SA will form an independent all-female panel to investigate Groves’ claims and any wider issues of culture problems in elite swimming.

But Groves is still yet to respond to calls and emails from SA hierarchy.

The governing body has urged any swimmer with concerns to come forward.

Olympic gold-medal prospects Ariarne Titmus and Kaylee McKeown are among swimmers at the Adelaide trials shuttering themselves from the controversy.

“I have heard little whispers but for me personally, I have never experienced any of that,” Titmus said.

“And anything a coach says to me about my physique or race weight or whatever is for performance purposes only.

“I have never experienced fat-shaming as such that is talked about in the media at the moment.”

McKeown, who broke the women’s 100m backstroke world record on Sunday night, said she was avoiding the controversy.

“I keep in my own little bubble, I don’t like the whole outside distractions,” she said.

“If people feel that way, that is on them and that’s their opinions.

“But I just … try and ignore any shame comments or anything like that – no negativity.”

SA chief executive Alex Baumann has said the independent panel would soon be formed to investigate any claims of abuse.

Asked on Sunday if the nation’s elite swim program had systemic problems regarding treatment of female swimmers, he replied: “I don’t think we do.

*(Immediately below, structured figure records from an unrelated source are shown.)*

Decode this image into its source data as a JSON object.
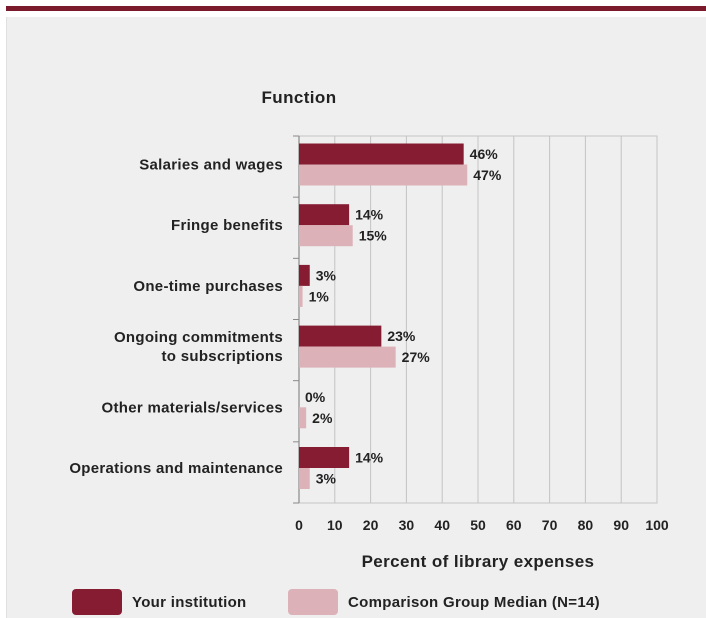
{
  "colors": {
    "your_institution": "#851c32",
    "comparison_median": "#dcb2b8",
    "top_rule": "#7a1a2b",
    "grid": "#c4c4c4",
    "panel_bg": "#efefef"
  },
  "chart_data": {
    "type": "bar",
    "orientation": "horizontal",
    "title": "",
    "ylabel": "Function",
    "xlabel": "Percent of library expenses",
    "xlim": [
      0,
      100
    ],
    "x_ticks": [
      "0",
      "10",
      "20",
      "30",
      "40",
      "50",
      "60",
      "70",
      "80",
      "90",
      "100"
    ],
    "grid": true,
    "legend_position": "bottom",
    "categories": [
      [
        "Salaries and wages"
      ],
      [
        "Fringe benefits"
      ],
      [
        "One-time purchases"
      ],
      [
        "Ongoing commitments",
        "to subscriptions"
      ],
      [
        "Other materials/services"
      ],
      [
        "Operations and maintenance"
      ]
    ],
    "series": [
      {
        "name": "Your institution",
        "color": "#851c32",
        "values": [
          46,
          14,
          3,
          23,
          0,
          14
        ],
        "labels": [
          "46%",
          "14%",
          "3%",
          "23%",
          "0%",
          "14%"
        ]
      },
      {
        "name": "Comparison Group Median (N=14)",
        "color": "#dcb2b8",
        "values": [
          47,
          15,
          1,
          27,
          2,
          3
        ],
        "labels": [
          "47%",
          "15%",
          "1%",
          "27%",
          "2%",
          "3%"
        ]
      }
    ]
  }
}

“But this is what we are setting up to really try to find, so we’re setting up this panel to exactly take a look at that.”

SA had no record of any previous complaint from Groves.

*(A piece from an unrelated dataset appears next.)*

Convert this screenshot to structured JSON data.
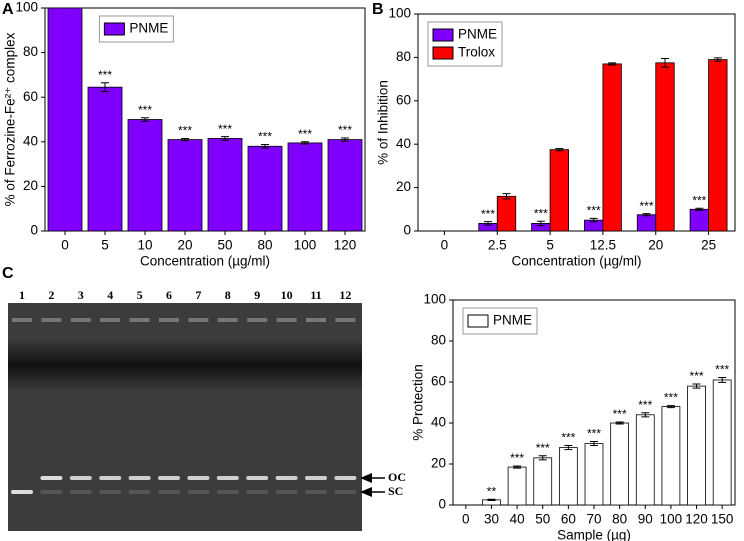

Groves last November posted on Twitter: “I definitely made a complaint a few years ago about a person that works at swimming making me feel uncomfortable the way they stare at me in my togs”.

Groves, on Instagram on Wednesday, announced her withdrawal from the trials.

The dual silver medallist from the 2016 Olympics went further on Twitter on Thursday, posting: “Let this be a lesson to all misogynistic perverts in sport and their boot lickers.

“You can no longer exploit young women and girls, body shame or medically gaslight … Time’s UP.”